Dinner was exceptional, but we and our table became luminous when dessert starting being served. As our desserts were laid down on the table, the waiter explained that since they didn't accommodate us just ordering one tasting menu (at least two have to do it, so we did a la carte), they'd offer us two glasses of dessert wine. This would typically be unwelcome, Meredith and I both agreed after the glasses were poured, as dessert wines can be syrupy, sugary, and resiny.

At other places, apparently. Meredith had a reminiscent-of-Gone-with-the-Wind glass of Madeira, allegedly with butterscotch notes and an orange finish (we only tasted the butterscotch) to accompany her hazelnut souffle and ginger-lemon sorbet.

I had the glass of 1982 Don PX, retrieved from the depths of the real, underground cellar, apparently. It had notes of chocolate and coffee and gratitude. It was a perfect complement to my dessert, a chocolate-pecan dacquoise, described as cremeux, crumble, and coffee ice cream. The pastry at the bottom was perfectly constructed--thin, crunchy yet flaky--with layers of chocolate and pecan under a chocolate frame with, you guessed it, gold leaf in the middle.

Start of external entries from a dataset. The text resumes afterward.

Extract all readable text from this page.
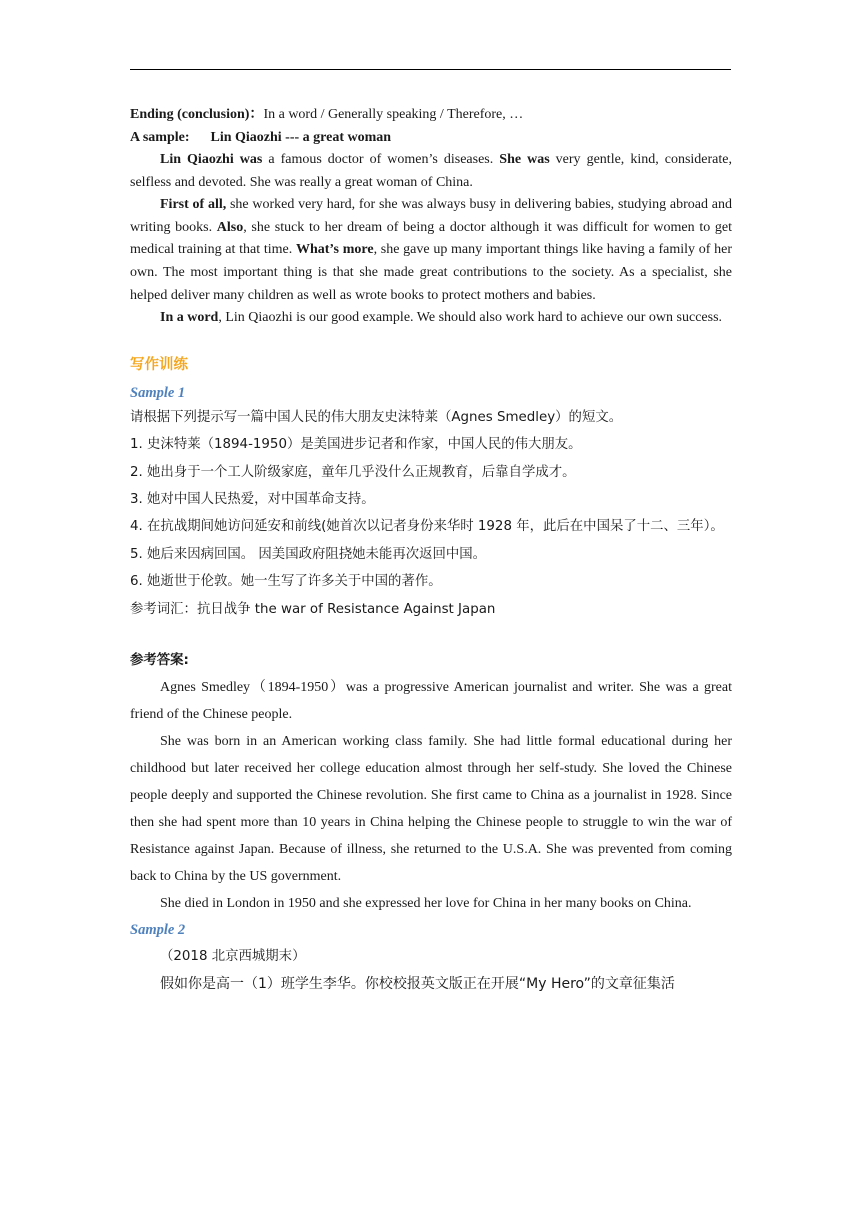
Ending (conclusion)：In a word / Generally speaking / Therefore, …

A sample: Lin Qiaozhi --- a great woman

Lin Qiaozhi was a famous doctor of women’s diseases. She was very gentle, kind, considerate, selfless and devoted. She was really a great woman of China.

First of all, she worked very hard, for she was always busy in delivering babies, studying abroad and writing books. Also, she stuck to her dream of being a doctor although it was difficult for women to get medical training at that time. What’s more, she gave up many important things like having a family of her own. The most important thing is that she made great contributions to the society. As a specialist, she helped deliver many children as well as wrote books to protect mothers and babies.

In a word, Lin Qiaozhi is our good example. We should also work hard to achieve our own success.

写作训练

Sample 1

请根据下列提示写一篇中国人民的伟大朋友史沫特莱（Agnes Smedley）的短文。

1. 史沫特莱（1894-1950）是美国进步记者和作家，中国人民的伟大朋友。

2. 她出身于一个工人阶级家庭，童年几乎没什么正规教育，后靠自学成才。

3. 她对中国人民热爱，对中国革命支持。

4. 在抗战期间她访问延安和前线(她首次以记者身份来华时 1928 年，此后在中国呆了十二、三年）。

5. 她后来因病回国。 因美国政府阻挠她未能再次返回中国。

6. 她逝世于伦敦。她一生写了许多关于中国的著作。

参考词汇：抗日战争 the war of Resistance Against Japan

参考答案:

Agnes Smedley（1894-1950）was a progressive American journalist and writer. She was a great friend of the Chinese people.

She was born in an American working class family. She had little formal educational during her childhood but later received her college education almost through her self-study. She loved the Chinese people deeply and supported the Chinese revolution. She first came to China as a journalist in 1928. Since then she had spent more than 10 years in China helping the Chinese people to struggle to win the war of Resistance against Japan. Because of illness, she returned to the U.S.A. She was prevented from coming back to China by the US government.

She died in London in 1950 and she expressed her love for China in her many books on China.

Sample 2

（2018 北京西城期末）

假如你是高一（1）班学生李华。你校校报英文版正在开展“My Hero”的文章征集活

These were served, astonishingly, with four satisfyingly Parisian macarons (chocolate and raspberry?) and Adour-labelled chocolates.

Double-double fisting

The dining room was buzzing but still hushed, the lighting was faint but the whites reflected, and the service was friendly but unobtrusive. It was one of the most welcoming let logically-arrayed spaces I've seen at a DC restaurant.

As we left, I giddily thanked the handsome wine director for the delicious port-styled sherry. "I'll be sure to have plenty of it on hand next time you're here," he said.

A blog about the intersection between food and love just writes itself.